Saturday, November 26, 2005


Commas undoubtedly bring a new source of confusion to essay writing, while, ironically, they are used in order to clarify that which is written. When I began writing university papers, I was completely unsure of my comma use. Do I need one here? And, if so, why do I need one there? Are there places where I do not have commas, but require them?

Most of us are familiar with the use of commas to distinguish objects in a list or in a series: for example, “I went to the store and picked up some tomatoes, cantaloupes, rice and chicken.” Interestingly, the space before the ‘and’ in the above example requires a comma in some styles, but does not require a comma in other styles.

Commas are also used to separate an introductory word or phrase at the beginning of a sentence from the main part of the sentence, the part in which the ‘point’ of the sentence is written. Common introductory words and phrases include however, therefore, also, as a result, etc. An example of how this works is as follows: “As a result, Jonathon will not be able to make it to the basketball game this afternoon.” The introductory element in this case also works as a transition from the previous sentence, as there is some action that has led to Jonathon’s inability to make it to the basketball game this afternoon. Introductory elements in a sentence are, therefore, commonly used as transitions and are usually set off from the rest of the sentence with a comma.

In sentences there is often a main point, or a main clause, as well as a clarifying element, or a non-restrictive element, which reflects on the main point. This non-restrictive element is set off with a comma. For example: “Medical doctors treat many different diseases in humans, helping to keep us healthy.” The main point of the above sentence is that doctors treat many diseases in humans. The non-restrictive element helps to clarify this main statement, that doctors help to keep humans healthy, but it is not essential to the sentence.
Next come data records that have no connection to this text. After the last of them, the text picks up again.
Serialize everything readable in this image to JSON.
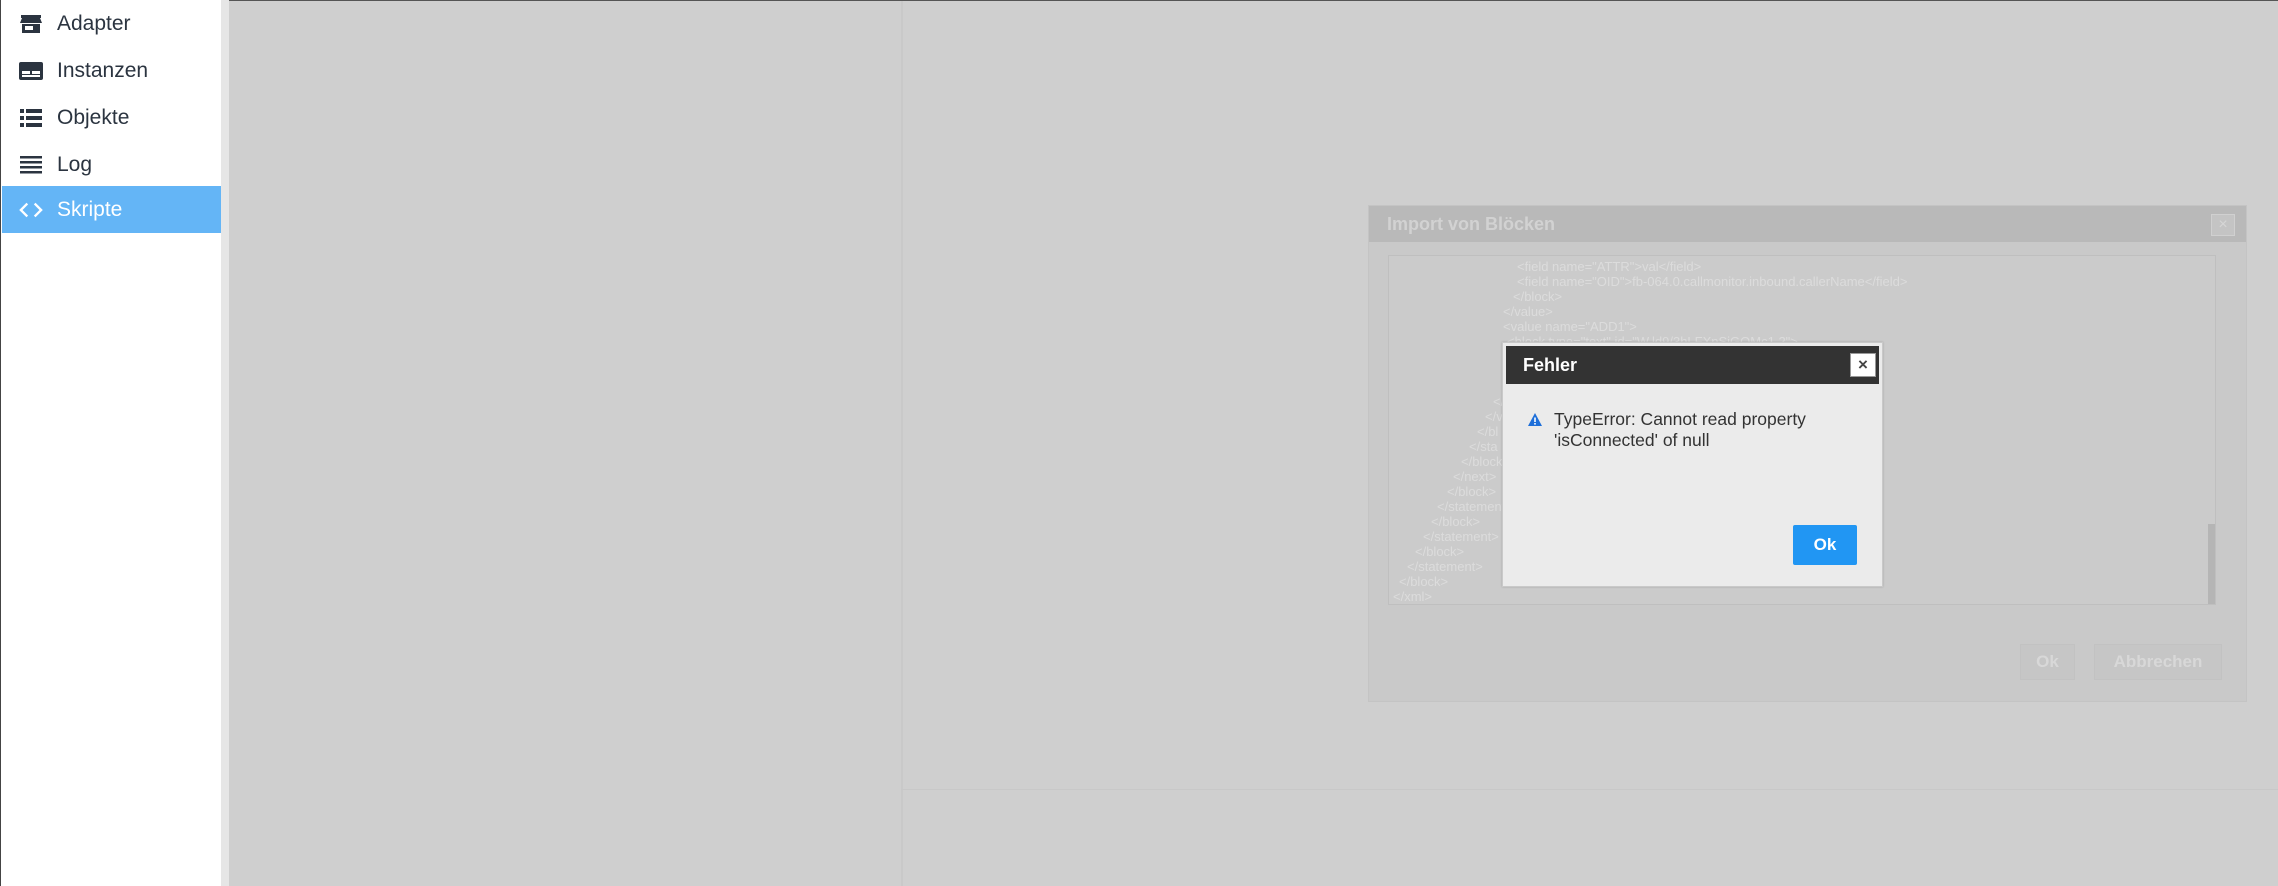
{
  "sidebar": {
    "items": [
      {
        "label": "Adapter",
        "icon": "store-icon",
        "active": false
      },
      {
        "label": "Instanzen",
        "icon": "instances-icon",
        "active": false
      },
      {
        "label": "Objekte",
        "icon": "list-icon",
        "active": false
      },
      {
        "label": "Log",
        "icon": "log-lines-icon",
        "active": false
      },
      {
        "label": "Skripte",
        "icon": "code-icon",
        "active": true
      }
    ],
    "active_color": "#64b5f6"
  },
  "import_dialog": {
    "title": "Import von Blöcken",
    "close_label": "×",
    "code_lines": [
      "<field name=\"ATTR\">val</field>",
      "<field name=\"OID\">fb-064.0.callmonitor.inbound.callerName</field>",
      "</block>",
      "</value>",
      "<value name=\"ADD1\">",
      "<block type=\"text\" id=\"W.ld9/3hLFXnSiGQMc1.2\">",
      "</",
      "</v",
      "</bl",
      "</sta",
      "</block",
      "</next>",
      "</block>",
      "</statement",
      "</block>",
      "</statement>",
      "</block>",
      "</statement>",
      "</block>",
      "</xml>"
    ],
    "ok_label": "Ok",
    "cancel_label": "Abbrechen"
  },
  "error_dialog": {
    "title": "Fehler",
    "close_label": "×",
    "message": "TypeError: Cannot read property 'isConnected' of null",
    "ok_label": "Ok",
    "accent_color": "#2196f3",
    "warning_icon": "warning-icon"
  }
}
Non-restrictive/non-essential elements can be placed anywhere in a sentence, not only at the beginning. For example, the same sentence can be reorganized: “Medical doctors, helping to keep us healthy, treat many diseases in humans.”

In many sentences there are two main clauses that are connected by a coordinating conjunction, such as and, but, for, or, so, nor and yet, which are preceded by a comma. In other words, these are sentences with two main points. For example: “The weather is incredibly cold today, and it is raining. The fact that it is cold outside is a main point or clause, and the fact that it is raining outside is also a main point. In other words, both of the points could stand alone as sentences themselves. That is why a coordinating conjunction is used: to connect two clauses that would otherwise constitute separate sentences.

Another common use of the comma is to separate two adjectives that are modifying the same noun. For example: “This cold, foamy glass of beer is good.” In this case the comma is doing the job of the word ‘and’; it is combining two separate adjectives which modify the same object, the glass of beer.

The above explanations and examples are intended to illustrate a few of the most common uses of the comma.